At the beginning of every year, I aim to write something forward-looking based on my experiences as a CISO – reflecting on the past year and what I expect to unfold in the year ahead. What I write about is often a reflection of my expectations for the coming year(s) and what I know my peers are thinking about. As I sat down to write this year’s post and think about what topics are being talked about at-large today, AI came to mind. My take specifically is that I am burnt out by all things AI and based on discussions with peers, I know others in the cybersecurity community feel the same way too.
This realization led me to take this opportunity to explore my apprehension in a bit more depth, and uncover some of the root causes for those feelings for myself and what others in the industry may also potentially feel.
The Internet is incredible. It has enabled so much opportunity for so many, including those with malicious intent or lacking a moral compass. This challenge is why I chose to work for Yubico: to support its mission to make the Internet more secure for all.
The use of generative AI in recent years to rapidly create content has flooded all corners of the Internet without a commensurate amount of “useful” content, leading to a feeling of lopsidedness. As a result, the Internet has been filled with misinformation (accidental and purposeful), scams, and a variety of get-rich-quick schemes much more rapidly than in the past. This has led to a massive increase in inquiries from aging family members about convincing scams, discussions about topics that lack any basis in fact, and significant uptick in sophisticated social engineering.
Part of the apprehension around AI is the chasm between the expectations and reality. AI is marketed as something that can perform entry-level duties on the path of “freeing” humans from the need to work at all. With this promise, AI has seemingly been integrated into everything we see, use and interact with on a regular basis – including home appliances. As someone who is excited about technology, I’ve spent a lot of time trying to find tasks that I can offload to AI – and have found myself largely disappointed, with an exception for note taking, troubleshooting logs, and some remedial information gathering (opting out of the topic of the purposeful degradation of search over the last decade).
Beyond social engineering and misinformation, the inclusion of AI into a majority of the products and services, from our CRM to our browsers, has led to a dramatic increase to our threat landscape that includes traditional concerns about data security and intellectual property rights in addition to new threats like prompt injection, poisoning, hallucinations, and issues with its indeterministic nature. This increase in risk doesn’t come with a commensurate amount of value today. The hype around AI has led to massive demand from our internal stakeholders as they try to come up to speed with the technology. This has created a unique challenge for risk management and security organizations as we attempt to navigate the right balance between supporting and protecting the business.
The world has invested $544.6 billion in AI over the last 5 years. In comparison, the United States invested over $120 billion in today’s dollars into the Apollo program between 1960 and 1973. I did not watch in real time as Americans first set foot on the moon, but I suspect the achievement feels different than when I first used ChatGPT or Gemini. I feel society has been forced into an early adopter role under the guise that AI is ready for prime time. I don’t think it is right now, but I am continuously told differently by vendors and individuals that have a vested interest in changing my opinion.
The security team recently reviewed an internal tool that was vibe coded into existence by an individual working with a technical stack that they weren’t very familiar with. On the surface, a complete solution was developed in days instead of weeks. It has a fully functional and modern user interface (UI), a full featured set of APIs, and robust logs. It also came with a comprehensive threat model that highlighted threats and mitigation strategies. However, as the security review progressed, we quickly realized that the authorization model wasn’t applied consistently. Specific APIs weren’t performing appropriate authorization checks, the logs included sensitive information and were incomplete, and authentication could be bypassed if a JSON web token (JWT) was omitted among other issues.
Using agentic AI to address these issues produced other issues, and occasionally, comprehensive and assertive documentation about a fix that was never applied to the code base. In some respects, this is worse than a Junior Engineer.

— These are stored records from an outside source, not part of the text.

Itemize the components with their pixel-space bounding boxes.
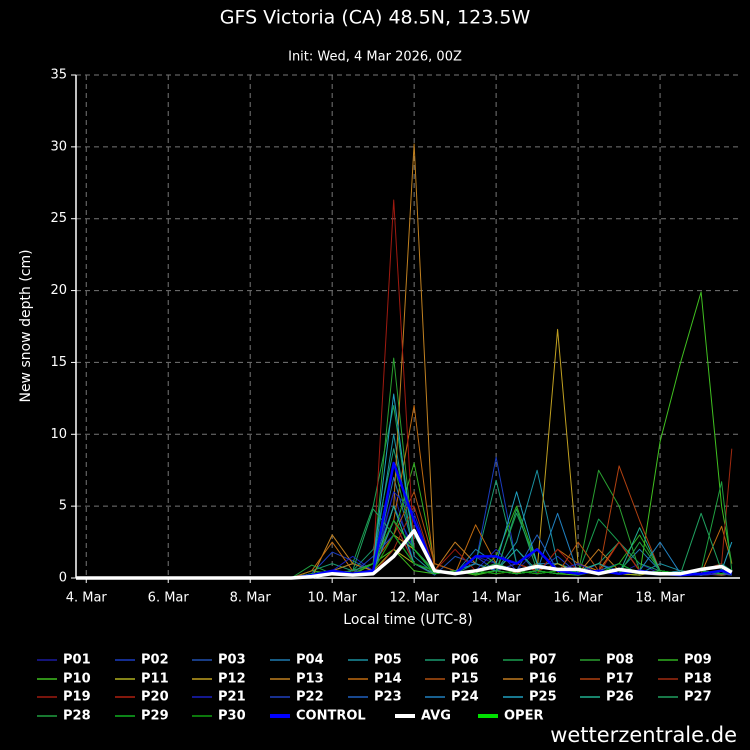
legend-label: P08 — [606, 653, 634, 668]
legend-label: P03 — [218, 653, 246, 668]
x-tick-label: 14. Mar — [471, 591, 521, 606]
y-tick-label: 15 — [50, 355, 67, 370]
y-tick-label: 20 — [50, 283, 67, 298]
legend-label: P22 — [296, 690, 324, 705]
legend-label: P13 — [296, 672, 324, 687]
legend-label: P10 — [63, 672, 91, 687]
watermark: wetterzentrale.de — [550, 723, 737, 747]
legend-label: P17 — [606, 672, 634, 687]
legend-label: P09 — [684, 653, 712, 668]
y-tick-label: 35 — [50, 68, 67, 83]
y-tick-label: 0 — [59, 571, 67, 586]
x-axis-label: Local time (UTC-8) — [343, 612, 472, 628]
y-tick-label: 10 — [50, 427, 67, 442]
legend-label: P27 — [684, 690, 712, 705]
legend-label: P16 — [529, 672, 557, 687]
legend-label: OPER — [504, 709, 543, 724]
x-tick-label: 12. Mar — [389, 591, 439, 606]
legend-label: P19 — [63, 690, 91, 705]
legend-label: P11 — [141, 672, 169, 687]
legend-label: P28 — [63, 709, 91, 724]
legend-label: P05 — [374, 653, 402, 668]
chart-subtitle: Init: Wed, 4 Mar 2026, 00Z — [288, 50, 462, 65]
y-tick-label: 5 — [59, 499, 67, 514]
legend-label: P01 — [63, 653, 91, 668]
legend-label: P15 — [451, 672, 479, 687]
legend-label: P12 — [218, 672, 246, 687]
legend-label: P26 — [606, 690, 634, 705]
legend-label: P14 — [374, 672, 402, 687]
legend-label: P02 — [141, 653, 169, 668]
legend-label: P20 — [141, 690, 169, 705]
x-tick-label: 8. Mar — [230, 591, 272, 606]
y-tick-label: 25 — [50, 211, 67, 226]
legend-label: P06 — [451, 653, 479, 668]
legend-label: P23 — [374, 690, 402, 705]
legend-label: P25 — [529, 690, 557, 705]
y-axis-label: New snow depth (cm) — [18, 249, 34, 402]
legend-label: P29 — [141, 709, 169, 724]
x-tick-label: 6. Mar — [148, 591, 190, 606]
legend-label: CONTROL — [296, 709, 366, 724]
x-tick-label: 18. Mar — [635, 591, 685, 606]
legend-label: P30 — [218, 709, 246, 724]
legend-label: AVG — [421, 709, 451, 724]
chart-title: GFS Victoria (CA) 48.5N, 123.5W — [220, 7, 531, 29]
y-tick-label: 30 — [50, 139, 67, 154]
x-tick-label: 16. Mar — [553, 591, 603, 606]
legend-label: P21 — [218, 690, 246, 705]
legend-label: P18 — [684, 672, 712, 687]
x-tick-label: 10. Mar — [308, 591, 358, 606]
series-line — [76, 528, 733, 580]
x-tick-label: 4. Mar — [66, 591, 108, 606]
legend-label: P07 — [529, 653, 557, 668]
legend-label: P04 — [296, 653, 324, 668]
legend-label: P24 — [451, 690, 479, 705]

My apprehension about AI is that I feel we’ve invested an exorbitant amount of money and time in AI – and it has created an asymmetric advantage for the adversary, whether that’s an attacker or the contributions to digital pollution.
To be clear, I am not anti-AI; its usefulness has rapidly improved over the years, and I anticipate that it will eventually help the general public in a meaningful way. In the meantime, we should focus more efforts globally on accelerating the adoption of digital content transparency and authenticity standards to help everyone discern fact from fiction and continue the phishing-resistant MFA journey to minimize some of the impact of scams. For example, it will be critical for the industry to focus on identifying the types of cybersecurity threats driven by AI and associated countermeasures that will be most prevalent, including identity-based attacks.
For those that would like to debate what 2026 might bring to the table for security leaders and organizations, the prompt ‘What types of cybersecurity threats and associated countermeasures will be prevalent in 2026?’ might get you started.